McKenzie, the author of Stop That Girl, a collection of short stories, and MacGregor Tells the World, is herself an original, a writer with a range that encompasses humor, emotional insight, and the charmingly original take on things we think we know well—the way the ocean looks, teenage love, the pleasure of a solitary supper. Portraying Veblen’s worry that entanglement with her mother will prevent any sort of long-term relationship McKenzie writes, “She began to realize she hadn’t been looking for a love affair, but rather a human safe house from her mother.” And, “A life could be spent like an apology—to prove you had been worth it,” observations that are as deft as they are revealing.

McKenzie also writes wonderfully about California, with an eye that recalls Stegner and Didion: “The warm light of late afternoon blued after the sun dipped behind the coastal ranges. Around them the sycamores, liquid amber, and magnolias darkened.” The Portable Veblen portrays California as its own character, with its flora and fauna, a landscape that persists despite migration and development. Here’s Velben biking one afternoon through her Palo Alto neighborhood: “Ground squirrels raced back and forth over the path, barely escaping her wheels. She avoided the basking earthworms on the shores of rain puddles. Her tires crunched the russet husks that had fallen from the palms in the rain. Nature was irrepressible, and should be.”
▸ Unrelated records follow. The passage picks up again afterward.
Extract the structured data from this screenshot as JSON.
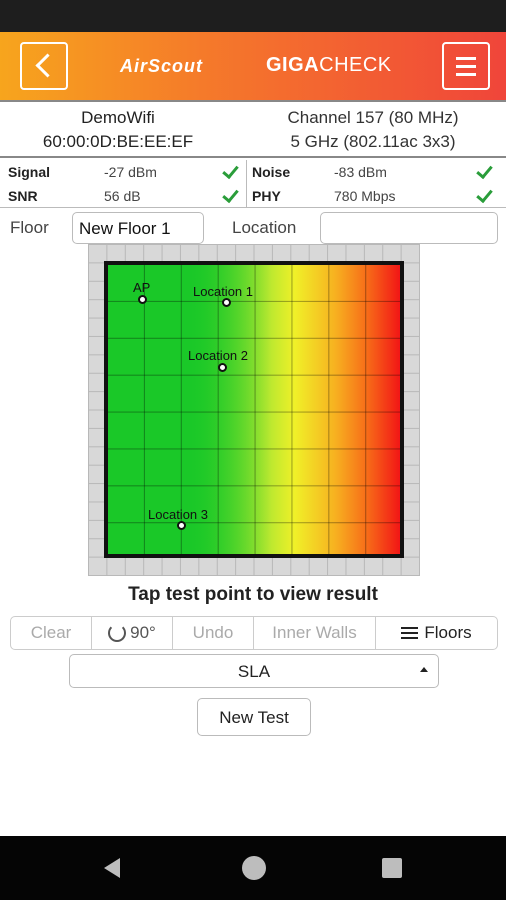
{
  "header": {
    "brand_left": "AirScout",
    "brand_right_bold": "GIGA",
    "brand_right": "CHECK"
  },
  "network": {
    "ssid": "DemoWifi",
    "mac": "60:00:0D:BE:EE:EF",
    "channel": "Channel 157 (80 MHz)",
    "band": "5 GHz (802.11ac 3x3)"
  },
  "stats": [
    {
      "label": "Signal",
      "value": "-27 dBm",
      "label2": "Noise",
      "value2": "-83 dBm"
    },
    {
      "label": "SNR",
      "value": "56 dB",
      "label2": "PHY",
      "value2": "780 Mbps"
    }
  ],
  "form": {
    "floor_label": "Floor",
    "floor_value": "New Floor 1",
    "location_label": "Location",
    "location_value": ""
  },
  "map": {
    "points": [
      "AP",
      "Location 1",
      "Location 2",
      "Location 3"
    ]
  },
  "hint": "Tap test point to view result",
  "toolbar": {
    "clear": "Clear",
    "rotate": "90°",
    "undo": "Undo",
    "inner_walls": "Inner Walls",
    "floors": "Floors"
  },
  "select": {
    "value": "SLA"
  },
  "new_test": "New Test",
  "colors": {
    "header_start": "#f7a51d",
    "header_end": "#f0453a",
    "ok": "#2a9d3a"
  }
}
The story unwinds in the accruing complications between Veblen’s worries about marriage and Paul’s increasingly unmanageable medical trial, which allows McKenzie to braid her interest in technology, nature, and human relationship: “Unhappy that Paul was stuffing a trap into her attic, registering a loss of control that would come with a growing relationship and further compromise, she began to think bitterly about how phenomena in the natural world no longer inspired reverence and reflection, but translated instead into excuses for shopping sprees. Squirrels = trap. Winter’s ragged hand = Outdoor World. Summer’s dog days reigned = Target. Same with traditions—marriage was preceded by the longest shopping list of all, second only to the one after the birth of offspring.”

Take note too, of the squirrel on the cover. Squirrel data, lore, and myth, including Beatrix Potter’s classic contribution, figure heavily in this story, as does the character of the squirrel to whom Veblen confides. The species has a big role to play in this beguiling novel, at times taking on the role of a Greek chorus. Can a novelist do that? McKenzie can.